Secrecy and Authenticity in Mobile Ad-Hoc Networks
Author
Rafnsson, Willard
Term
2. term
Education
Publication year
2008
Pages
125
Abstract
Afhandlingen udvikler et rammeværk til at verificere hemmeligholdelse og autenticitet i mobile ad hoc-netværk (MANETs), hvor enheder danner midlertidige netværk uden central kontrol. Vi introducerer den Distribuerede Applied Pi-kalkyle med broadcast: en enkel, generisk og let udvidelse af den veletablerede Applied Pi-kalkyle, der tilføjer forbindelsesgrafer (netværkets topologi), broadcast-primitiver (udsendelse til flere modtagere) og eksplicitte lokationer (noder). Kalkylen kan instansieres med et vilkårligt term-omskrivningssystem, som beskriver, hvordan termer og kryptografiske operationer transformeres, og dens semantik ligger tæt op ad Applied Pi. Vi overtager centrale definitioner af hemmeligholdelse og autenticitet samt begreberne rammer (den observerbare viden) og statisk ækvivalens (om to rammer ser ens ud for en angriber). Vi beviser en stærk sætning, der etablerer en syntaktisk sammenhæng mellem Horn-klausuler, genereret fra en proces i Abadi og Blanchets kalkyle, og kildeprocessen. Heraf følger flere vigtige konsekvenser, bl.a. at slutning med Horn-klausuler overapproksimerer aktiv syntaktisk hemmelighed, og at påstande om meddelelsesudveksling afledt af Horn-klausuler er lyd med hensyn til de meddelelser, der faktisk sendes i kildeprocessen. Undervejs identificerer vi en ofte overset antagelse i Dolev–Yao-trusselsmodellen, som kan gøre rammer inkonsistente ved bestemte interne reduktioner. For at afhjælpe dette introducerer vi en let generaliserbar afsløringssemantik, der sikrer konsistente rammer i sådanne tilfælde. Endelig beskriver vi, hvordan Horn-klausulgeneratoren udvides til at tage højde for forbindelsesgrafer, og vi arver et bevis for lydhed af deduktion fra Horn-klausuler for vores kalkyle, hvilket baner vejen for at anvende automatiske løsere af Horn-klausulbegrænsninger.

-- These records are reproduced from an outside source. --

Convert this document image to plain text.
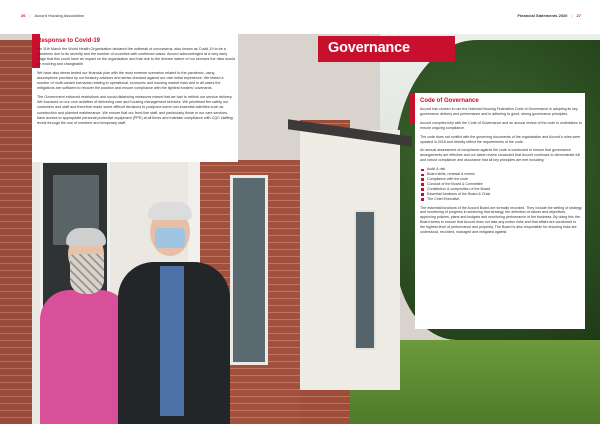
26 | Accord Housing Association	Financial Statements 2020 | 27
Response to Covid-19

On 11th March the World Health Organization declared the outbreak of coronavirus, also known as Covid-19 to be a pandemic due to its severity and the number of countries with confirmed cases. Accord acknowledged at a very early stage that this could have an impact on the organisation and that due to the diverse nature of our services the risks would be evolving and changeable.

We have also stress tested our financial plan with the most extreme scenarios related to the pandemic, using assumptions provided by our treasury advisors and sense-checked against our own initial experience. We tested a number of multi-variant scenarios relating to operational, economic and housing market risks and in all cases the mitigations are sufficient to recover the position and ensure compliance with the tightest funders' covenants.

The Government enforced restrictions and social distancing measures meant that we had to rethink our service delivery. We focussed on our core activities of delivering care and housing management services. We prioritised the safety our customers and staff and therefore made some difficult decisions to postpone some non-essential activities such as construction and planned maintenance. We ensure that our front-line staff, and particularly those in our care services, have access to appropriate personal protective equipment (PPE) at all times and maintain compliance with CQC staffing levels through the use of overtime and temporary staff.

Governance
Code of Governance

Accord has chosen to use the National Housing Federation Code of Governance in adopting its key governance delivery and performance and in adhering to good, strong governance principles.

Accord complies fully with the Code of Governance and an annual review of the code is undertaken to ensure ongoing compliance.

The code does not conflict with the governing documents of the organisation and Accord's rules were updated in 2016 and directly reflect the requirements of the code.

An annual assessment of compliance against the code is conducted to ensure that governance arrangements are effective and our latest review concluded that Accord continues to demonstrate full and robust compliance and assurance that all key principles are met including:

Audit & risk
Board skills, renewal & review
Compliance with the code
Conduct of the Board & Committee
Constitution & composition of the Board
Essential functions of the Board & Chair
The Chief Executive.

The essential functions of the Accord Board are formally recorded. They include the setting of strategy and monitoring of progress in achieving that strategy, the definition of values and objectives, approving policies, plans and budgets and monitoring performance of the business. By doing this the Board seeks to ensure that Accord does not take any undue risks and that affairs are conducted to the highest level of performance and propriety. The Board is also responsible for ensuring risks are understood, recorded, managed and mitigated against.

This thesis develops a framework for verifying secrecy and authenticity in Mobile Ad-hoc Networks (MANETs), where devices form temporary networks without central control. We introduce the Distributed Applied Pi Calculus with Broadcast: a simple, generic, and lightweight extension of the well-established Applied Pi calculus that adds connectivity graphs (the network topology), broadcast primitives (sending to many receivers), and explicit locations (nodes). The calculus can be instantiated by any Term Rewrite System, which specifies how terms and cryptographic operations transform, and its semantics largely match those of Applied Pi. We carry over key definitions of secrecy and authenticity, as well as the notions of frames (observable knowledge) and static equivalence (whether two frames look the same to an attacker). We prove a strong theorem that establishes a syntactic relationship between Horn clauses generated from a process in Abadi and Blanchet’s calculus and the source process. Several important corollaries follow, including that Horn-clause deduction overapproximates active syntactic secrecy, and that message-passing claims derived from the Horn clauses are sound with respect to the messages actually passed in the source process. In the course of the proof, we identify a frequently overlooked assumption in the Dolev–Yao threat model that can make frames inconsistent under certain internal reductions. To address this, we introduce an easily generalised revelation semantics that ensures frames remain consistent in such cases. Finally, we specify how to extend the Horn-clause generator to account for connectivity graphs and inherit a proof of soundness of deduction from Horn clauses for our calculus, paving the way for the use of automated Horn-clause constraint solvers.